Bermúdez, antigo defesa do Benfica, primeiro colombiano em Portugal, antecipa um grande choque da competição, em Miami, entre armada lusa e tropa cafetera
Leia também Bednarek sem fratura nas costelas e em luta contra o tempo
Foi o primeiro colombiano a jogar em Portugal, fazendo-o pelo Benfica. Jorge Bermúdez chega como central sólido do América de Cali e impõe-se em Portugal com 38 jogos pelos encarnados, força nas bolas paradas, deixando, porém, a Luz no final da temporada 96/97 para construir a sua ligação duradoura e amplamente titulada com o Boca Juniors.

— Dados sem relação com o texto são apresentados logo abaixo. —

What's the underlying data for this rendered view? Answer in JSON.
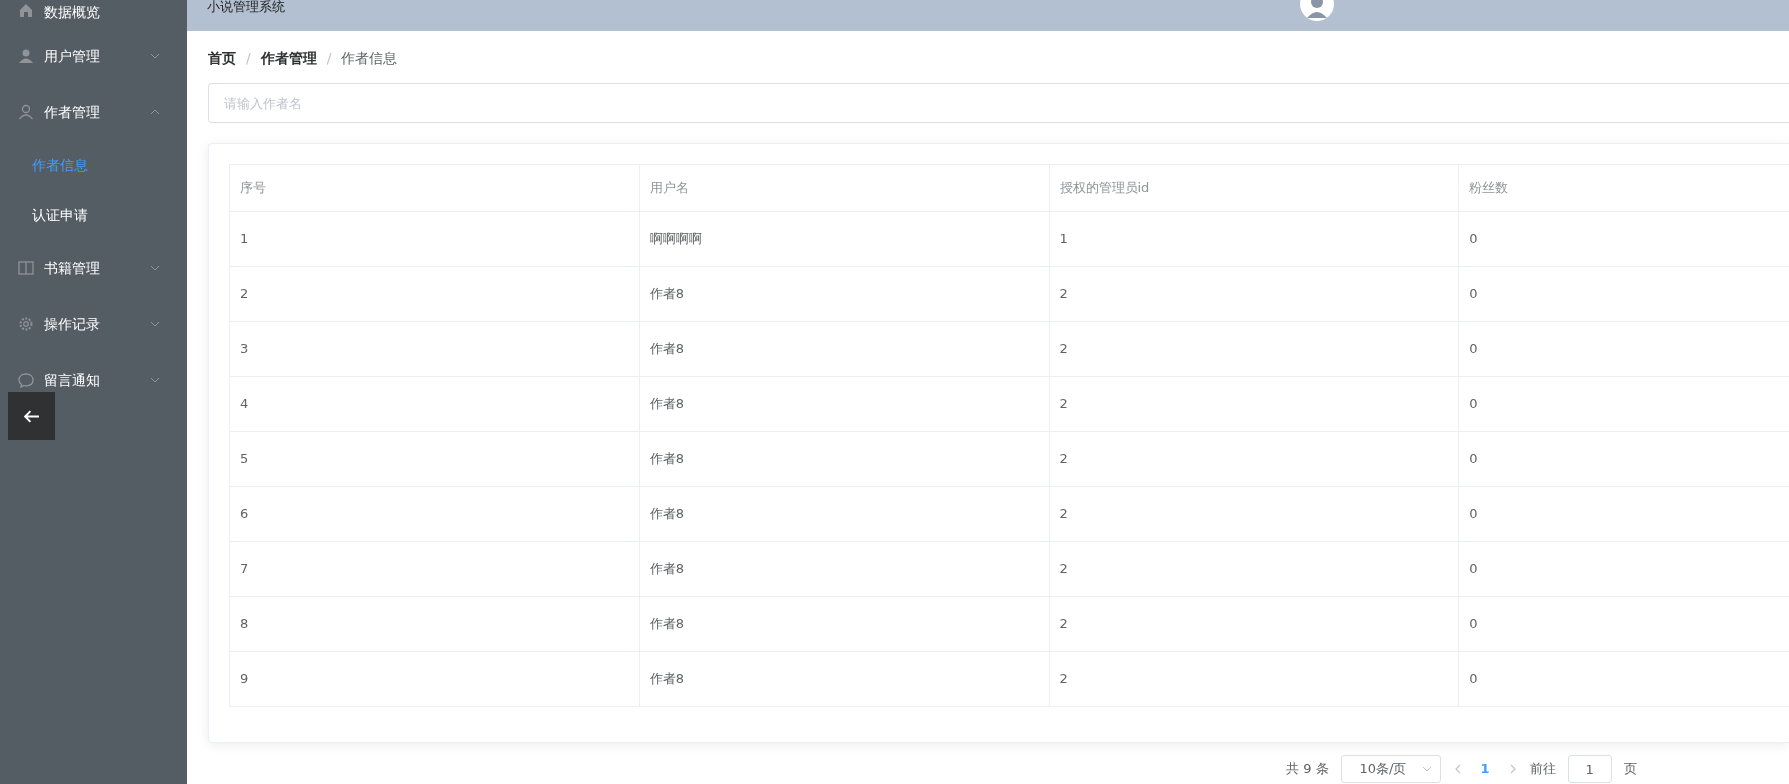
{
  "header": {
    "title": "小说管理系统"
  },
  "sidebar": {
    "items": [
      {
        "kind": "link",
        "label": "数据概览"
      },
      {
        "kind": "menu",
        "label": "用户管理",
        "expanded": false
      },
      {
        "kind": "menu",
        "label": "作者管理",
        "expanded": true,
        "children": [
          {
            "label": "作者信息",
            "selected": true
          },
          {
            "label": "认证申请",
            "selected": false
          }
        ]
      },
      {
        "kind": "menu",
        "label": "书籍管理",
        "expanded": false
      },
      {
        "kind": "menu",
        "label": "操作记录",
        "expanded": false
      },
      {
        "kind": "menu",
        "label": "留言通知",
        "expanded": false
      }
    ]
  },
  "breadcrumb": [
    {
      "kind": "link",
      "label": "首页",
      "current": false
    },
    {
      "kind": "separator",
      "label": "/"
    },
    {
      "kind": "link",
      "label": "作者管理",
      "current": false
    },
    {
      "kind": "separator",
      "label": "/"
    },
    {
      "kind": "link",
      "label": "作者信息",
      "current": true
    }
  ],
  "search": {
    "placeholder": "请输入作者名"
  },
  "table": {
    "columns": [
      "序号",
      "用户名",
      "授权的管理员id",
      "粉丝数"
    ],
    "rows": [
      [
        "1",
        "啊啊啊啊",
        "1",
        "0"
      ],
      [
        "2",
        "作者8",
        "2",
        "0"
      ],
      [
        "3",
        "作者8",
        "2",
        "0"
      ],
      [
        "4",
        "作者8",
        "2",
        "0"
      ],
      [
        "5",
        "作者8",
        "2",
        "0"
      ],
      [
        "6",
        "作者8",
        "2",
        "0"
      ],
      [
        "7",
        "作者8",
        "2",
        "0"
      ],
      [
        "8",
        "作者8",
        "2",
        "0"
      ],
      [
        "9",
        "作者8",
        "2",
        "0"
      ]
    ]
  },
  "pagination": {
    "total": "共 9 条",
    "page_size": "10条/页",
    "pages": [
      {
        "label": "1",
        "selected": true
      }
    ],
    "goto_label": "前往",
    "goto_value": "1",
    "goto_unit": "页"
  }
}
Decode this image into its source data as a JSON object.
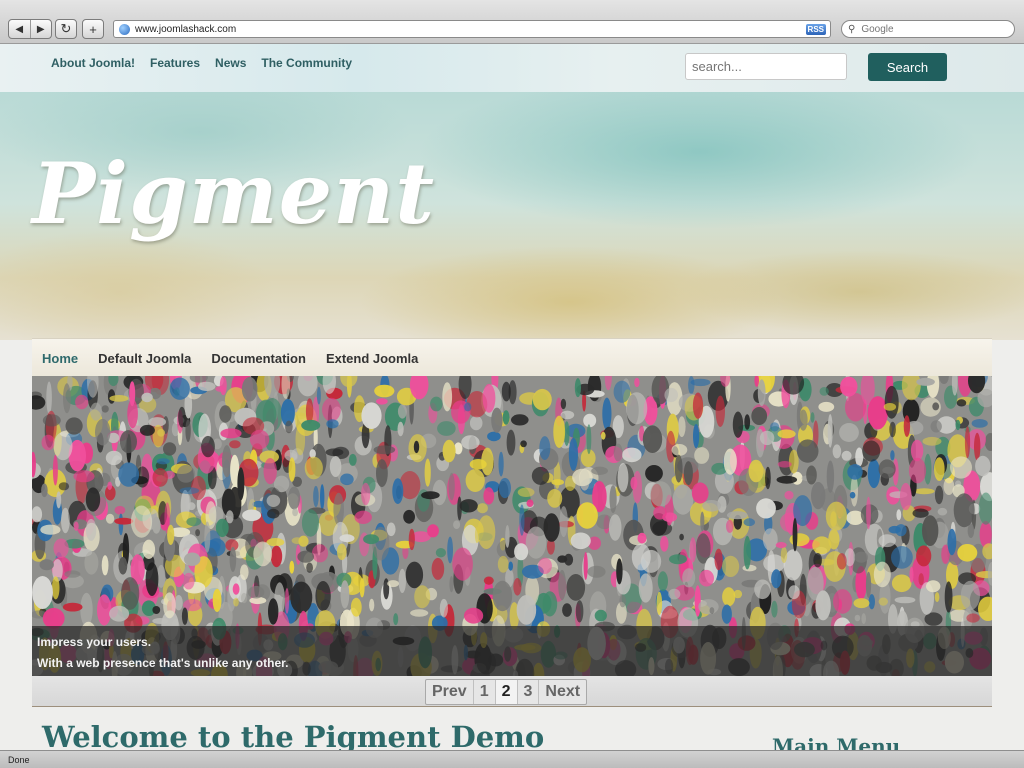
{
  "browser": {
    "url": "www.joomlashack.com",
    "rss_label": "RSS",
    "search_placeholder": "Google",
    "status": "Done",
    "back_glyph": "◀",
    "forward_glyph": "▶",
    "reload_glyph": "↻",
    "add_glyph": "+"
  },
  "topnav": {
    "items": [
      "About Joomla!",
      "Features",
      "News",
      "The Community"
    ]
  },
  "site_search": {
    "placeholder": "search...",
    "button": "Search"
  },
  "logo": "Pigment",
  "mainnav": {
    "items": [
      "Home",
      "Default Joomla",
      "Documentation",
      "Extend Joomla"
    ],
    "active": "Home"
  },
  "slideshow": {
    "caption_line1": "Impress your users.",
    "caption_line2": "With a web presence that's unlike any other.",
    "pager": {
      "prev": "Prev",
      "pages": [
        "1",
        "2",
        "3"
      ],
      "current": "2",
      "next": "Next"
    }
  },
  "content": {
    "title": "Welcome to the Pigment Demo"
  },
  "sidebar": {
    "title": "Main Menu"
  },
  "colors": {
    "accent": "#205f5e",
    "link": "#2f5f63"
  }
}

Figura do futebol cafetero, Bermúdez acabou por ser uma peça importante na seleção, embora só ganhando espaço efetivo em grandes provas no Mundial de 1998. Apesar de ser um indiscutível, resistindo às mudanças no comando entre Manuel José, Mário Wilson e Autuori, o central deixou Portugal sem qualquer título. Bermúdez falou a O JOGO do que representa este Portugal-Colômbia do Mundial de 2026, que se apresenta como embate inédito. "Há uma realidade evidente que mostra que são duas seleções de altíssimo nível, contam com resultados e estilo de jogo que conferem favoritismo a ambos. Não vejo superioridade de algum dos lados. Portugal possui individualmente jogadores de nível mundial, mas a Colômbia é compacta, com uma estrutura bem formada e já vários atletas de boa expressão internacional", analisa o antigo central, hoje com 54 anos, certo de um jogo muito dividido. "Vejo as forças muito mais similares do que possa parecer. Os latinos em competições deste calibre, jogando no seu hemisfério, têm muitas chances de fazer figura", avisa Bermúdez.
Apesar dos anos passados, do distanciamento de 30 anos dessa etapa em Portugal, o antigo defensor tem acompanhado a montra portuguesa, que rendeu tamanho espaço de eleição e superação de muitos colombianos. "Portugal converteu-se num mercado futebolístico muito atrativo para os colombianos e sabemos que os clubes portugueses trabalham de forma muito inteligente. A dependência vem de dar ao nosso jogador a credibilidade e traquejo que necessita para medir-se no futebol europeu com mais eficácia", relata. "Tem sido uma união produtiva para os dois lados, os nossos jogadores têm aproveitado e os clubes têm retirado sucesso das suas apostas", evidencia.
Sem exemplos de jogos a nível máximo, Portugal e Colômbia mediram forças, sim, na grande caminhada portuguesa para o título no Mundial de Riade, de sub-20, em 1989. Ficava a Colômbia de Bermúdez pelo caminho nos "quartos". "Recordo bem esse jogo como outros que existiram nas seleções jovens. Defrontando Portugal, sabemos que vai haver sempre um grande nível técnico e são os detalhes que vão inclinar as coisas para o vencedor. O futebol português não parou de crescer, fortaleceu-se e o colombiano tem hoje mais tempero internacional. É isso que os jogadores necessitam", afiança Bermúdez, colocando essa sinalética de orgulho em Ríos e Suárez. "É um grande prazer ver tudo o que estão a demonstrar. O futebol português é um anel no dedo do colombiano. O tempo e as experiências já ocorridas dão segurança e confiança aos nossos craques. O Benfica foi vital para o meu caminho, para consolidar o meu jogo e ajudou-me a ser campeão do mundo pelo Boca", revela.
Bermúdez ainda logrou acompanhar os icónicos e mágicos noventas da Colômbia, num carrossel de vedetas sem igual, com carisma universal. De Valderrama a Asprilla, de Higuita a Rincon. "Viveu-se um período que foi uma década de ouro, na qual houve muito talento e mentalidade para muitos se colocarem à prova fora do país explorando outros mercados. Havia muito futebol e muito caráter", regista, documentando a evolução, atravessando a fusão de gerações. "Cada tempo tem os seus e dentro do que se exige. Hoje para o colombiano emigrar é um movimento natural, para nós era uma batalha. Hoje é muito fácil mostrares o teu talento, antes era mais difícil que acreditassem nele. Se a Colômbia unir a rebeldia com a atualidade seria o ideal para a nossa safra de jogadores, embora alguns já demonstrem isso nas suas atuações".